Missmutig klopfte und rieb er daran herum, aber damit erreichte er nicht mehr, als die Asche gleichmäßiger und tiefer im Pelz zu verreiben.
Einige Sekunden starrte Sankt Nicolaus entrüstet auf den Schaden, bevor er sich schließlich mit einem Zungenschnalzen und einem heftigen Kopfschütteln abwandte und – innehielt.
Er schaute nach links und schaute nach rechts in dem nur von der Weihnachtsbeleuchtung in Fenstern und Wandnischen erhellten Raum, unterdrückte seinen Hustenreiz so gut er konnte, und schlich – so gut das in seinen schweren Stiefeln möglich war – auf Zehenspitzen auf den Tisch vor dem Kamin zu.
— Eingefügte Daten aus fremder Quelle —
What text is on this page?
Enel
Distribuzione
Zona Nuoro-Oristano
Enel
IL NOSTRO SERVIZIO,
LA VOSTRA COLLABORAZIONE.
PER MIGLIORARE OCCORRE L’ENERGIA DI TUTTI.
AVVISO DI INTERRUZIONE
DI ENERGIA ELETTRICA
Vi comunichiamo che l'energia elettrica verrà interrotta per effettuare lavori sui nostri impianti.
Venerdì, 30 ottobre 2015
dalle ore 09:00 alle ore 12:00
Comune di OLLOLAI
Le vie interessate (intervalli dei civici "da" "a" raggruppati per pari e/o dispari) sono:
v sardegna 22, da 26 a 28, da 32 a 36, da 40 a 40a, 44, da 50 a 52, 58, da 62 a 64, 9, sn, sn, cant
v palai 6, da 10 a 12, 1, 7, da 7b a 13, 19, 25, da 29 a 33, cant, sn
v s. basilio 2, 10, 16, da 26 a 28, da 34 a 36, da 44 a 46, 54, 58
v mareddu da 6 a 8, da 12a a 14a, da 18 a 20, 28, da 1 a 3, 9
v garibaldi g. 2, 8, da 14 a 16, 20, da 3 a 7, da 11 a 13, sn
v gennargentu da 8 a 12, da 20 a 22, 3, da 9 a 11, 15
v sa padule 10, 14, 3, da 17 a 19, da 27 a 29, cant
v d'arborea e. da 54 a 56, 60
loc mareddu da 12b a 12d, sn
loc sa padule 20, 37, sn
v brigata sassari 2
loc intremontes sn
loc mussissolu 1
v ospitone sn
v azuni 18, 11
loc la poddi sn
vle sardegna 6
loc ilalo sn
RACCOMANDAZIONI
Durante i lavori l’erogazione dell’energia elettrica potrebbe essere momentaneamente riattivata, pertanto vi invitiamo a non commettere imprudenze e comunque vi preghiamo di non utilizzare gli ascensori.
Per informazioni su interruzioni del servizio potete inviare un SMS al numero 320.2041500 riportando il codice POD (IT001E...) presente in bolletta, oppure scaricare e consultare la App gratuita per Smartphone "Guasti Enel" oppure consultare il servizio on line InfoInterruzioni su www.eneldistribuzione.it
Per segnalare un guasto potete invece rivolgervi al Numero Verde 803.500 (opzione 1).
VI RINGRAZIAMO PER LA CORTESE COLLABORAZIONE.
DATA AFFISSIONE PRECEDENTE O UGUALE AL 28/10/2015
Mit einem wohlwollenden Brummen hob er den Cognacschwenker und hielt die karamellfarbene Flüssigkeit vor einen der Weihnachtssterne, um das Licht hindurch fallen zu sehen, bevor er es mit einer entschlossenen Bewegung leerte und zufrieden seufzend auf das Tischen zurück stellte.
Gedankenverloren brach er ein Stück von dem Plumpudding ab, schob es sich in den Mund und hob mit der freien Hand den Brief daneben auf.
„Hm“, machte er nachdenklich, während er die in kindlicher Handschrift verfasste Botschaft entzifferte.
Lieber Weihnachtsmann,
Ich bin John, aber alle nennen mich Jay, weil Papa auch so heißt. Ich weiß nicht, wie ich bei dir in der Liste stehe, aber ich war lieb. Ehrlich. Das ganze Jahr war ich brav. Ich hab immer mein Gemüse aufgegessen, bis auf den Rosenkohl, aber das hat Mama mir erlaubt. Und ich hab Dora geholfen, das Wespennest vom Dachboden wegzumachen, und nur ein bisschen geweint, als mich eine gestochen hat. Ich war also brav, deshalb bring mir doch bitte die Computerbrille, die Papa mir nicht kaufen will.
Mein Bruder Dave will einen Segway, aber der war gar nicht brav. Wusstest du, dass er den Strohhaufen im Stall angezündet hat? Das weiß keiner, weil ich keine Petze bin, aber wenn du deine Rute dabei hast, solltest du das vielleicht wissen.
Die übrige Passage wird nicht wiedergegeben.